The Empower team weren’t that concerned with this because each section of the site represented one their key audiences. Actual users weren’t likely to need to switch between the sections. While this is true, I wanted to design a navigation scheme that was consistent, if possible.
The site used mega menus for navigation, but they didn’t perform very well. And due to the lack of consistent global navigation, the menus weren’t consistent either. You’d get a different set when you drilled into a the indidividuals section, or any of the other sections.
the individuals mega menu
the plan sponsors mega menu
the planning for your future mega menu, in the idividuals section
These menus looked and worked more like small pages. They had too much text, and too few links. They were difficult to scan.
Inflexible Navigation Pattern
Other than the text links, the only navigation used on the site were boxes that looked like this:
This wasn’t very flexible, and it was poorly designed or implemented. Only the “learn more” links were clickable. A better design would have made the whole box clickable, or at least the photo and headline.
Pages Without Useful Content
There were pages that had very little content other than these navigational “boxes”. The content inventory showed that these pages could be removed without losing any useful information.
site map, with pages to be removed highlighted
simplified site map
Both of these site maps are somewhat simplified. They don’t reflect the number of pages in each section, but show the change to the page hierarchy.

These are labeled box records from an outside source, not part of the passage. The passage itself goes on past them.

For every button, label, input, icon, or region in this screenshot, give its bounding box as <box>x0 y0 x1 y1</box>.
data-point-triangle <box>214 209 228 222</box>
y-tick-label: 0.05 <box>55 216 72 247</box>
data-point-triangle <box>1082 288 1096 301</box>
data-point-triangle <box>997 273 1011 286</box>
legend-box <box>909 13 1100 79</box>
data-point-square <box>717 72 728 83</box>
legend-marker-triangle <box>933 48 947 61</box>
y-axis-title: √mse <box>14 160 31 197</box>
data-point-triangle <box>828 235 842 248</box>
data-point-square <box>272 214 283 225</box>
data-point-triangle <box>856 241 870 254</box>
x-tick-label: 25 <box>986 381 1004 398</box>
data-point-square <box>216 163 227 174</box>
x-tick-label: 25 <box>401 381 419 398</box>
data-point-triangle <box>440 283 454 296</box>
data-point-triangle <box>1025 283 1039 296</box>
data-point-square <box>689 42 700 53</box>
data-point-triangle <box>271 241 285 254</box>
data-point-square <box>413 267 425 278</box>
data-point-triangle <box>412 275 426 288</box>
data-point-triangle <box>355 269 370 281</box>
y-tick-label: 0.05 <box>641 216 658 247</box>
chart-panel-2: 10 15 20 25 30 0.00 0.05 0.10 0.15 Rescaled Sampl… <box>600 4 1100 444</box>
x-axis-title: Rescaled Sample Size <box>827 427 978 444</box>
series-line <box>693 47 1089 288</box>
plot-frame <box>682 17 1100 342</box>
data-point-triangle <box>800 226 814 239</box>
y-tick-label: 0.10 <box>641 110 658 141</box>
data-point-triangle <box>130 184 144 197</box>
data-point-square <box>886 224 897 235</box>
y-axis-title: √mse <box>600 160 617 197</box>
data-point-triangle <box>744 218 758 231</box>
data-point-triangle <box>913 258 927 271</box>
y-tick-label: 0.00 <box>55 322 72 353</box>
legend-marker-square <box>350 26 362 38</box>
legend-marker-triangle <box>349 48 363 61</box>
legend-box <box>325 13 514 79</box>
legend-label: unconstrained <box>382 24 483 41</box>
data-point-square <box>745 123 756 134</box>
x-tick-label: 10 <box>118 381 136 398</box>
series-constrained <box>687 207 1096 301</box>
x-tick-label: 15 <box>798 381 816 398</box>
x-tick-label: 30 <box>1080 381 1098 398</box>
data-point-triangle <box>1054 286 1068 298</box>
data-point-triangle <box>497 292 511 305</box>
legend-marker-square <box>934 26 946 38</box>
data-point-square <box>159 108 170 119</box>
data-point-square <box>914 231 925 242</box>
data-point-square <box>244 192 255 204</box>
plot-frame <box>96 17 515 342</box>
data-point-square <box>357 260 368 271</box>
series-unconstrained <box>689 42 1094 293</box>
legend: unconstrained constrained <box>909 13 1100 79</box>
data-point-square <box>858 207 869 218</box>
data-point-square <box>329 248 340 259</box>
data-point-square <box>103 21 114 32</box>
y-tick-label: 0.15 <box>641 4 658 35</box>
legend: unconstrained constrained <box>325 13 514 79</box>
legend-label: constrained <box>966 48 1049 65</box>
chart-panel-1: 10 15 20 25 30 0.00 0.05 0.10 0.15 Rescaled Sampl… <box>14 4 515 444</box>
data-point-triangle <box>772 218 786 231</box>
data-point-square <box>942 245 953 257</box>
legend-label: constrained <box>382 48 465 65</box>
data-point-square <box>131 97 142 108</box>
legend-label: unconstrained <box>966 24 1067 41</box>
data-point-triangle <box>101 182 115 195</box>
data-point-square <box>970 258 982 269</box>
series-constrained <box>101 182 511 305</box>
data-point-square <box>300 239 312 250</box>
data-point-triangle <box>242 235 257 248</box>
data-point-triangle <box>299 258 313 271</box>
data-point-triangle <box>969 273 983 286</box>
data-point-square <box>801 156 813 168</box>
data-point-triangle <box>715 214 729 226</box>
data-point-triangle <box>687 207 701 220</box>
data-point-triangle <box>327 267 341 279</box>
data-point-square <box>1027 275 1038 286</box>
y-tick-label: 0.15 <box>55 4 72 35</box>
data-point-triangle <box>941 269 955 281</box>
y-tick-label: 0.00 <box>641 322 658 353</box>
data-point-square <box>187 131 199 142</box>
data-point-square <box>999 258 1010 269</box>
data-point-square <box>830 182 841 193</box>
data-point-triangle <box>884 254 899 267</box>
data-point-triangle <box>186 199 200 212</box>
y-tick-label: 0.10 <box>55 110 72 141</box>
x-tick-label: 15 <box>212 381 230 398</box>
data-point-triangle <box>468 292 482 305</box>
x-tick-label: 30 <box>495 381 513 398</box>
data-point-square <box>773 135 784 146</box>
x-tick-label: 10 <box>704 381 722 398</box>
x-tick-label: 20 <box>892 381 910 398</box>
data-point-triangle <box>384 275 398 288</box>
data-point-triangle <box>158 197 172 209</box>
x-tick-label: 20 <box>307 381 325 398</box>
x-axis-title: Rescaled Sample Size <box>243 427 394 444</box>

I developed twelve different navigational schemes, before we landed on the one we selected. Most of them we reviewed internally and discarded. We showed maybe five or six to Empower.
the new individuals mega menu
the new plan sponsors mega menu
Because of the poorly designed mega menus on the live site, the whole team, myself included, was somewhat reluctant to explore this approach. But once I was able to convince the team that a level of pages could be omitted, it became clear that this approach worked best.
For example, on the live site, there was a “Planning for your future” page. It had only a paragraph of text, and navigational boxes linking to the following pages:
- An Experience Focused On You
- Customized Retirement Strategy
- Planning Help
Mega menus allowed us to omit the “Planning for your future” page. It was replaced by the header “Your Retirement Plan” in the menu, followed by links to the pages with useful content.
the sub-nav for the “Your Retirement Plan” subsection
We added sub-navigation to the “leaf” pages of each section. This makes it easy to explore a subsection of the site, without having to open the mega menu. This was one of the problems that the Empower team were keen to solve. On the live site, with it’s hub and spoke design, users had to go back to the previous page, one level up the hierarchy to accomplish the same task. In combination with the mega menu the sub-naviagtion provides a “bet and suspenders” solution, allowing users to easily explore a subsection of the site.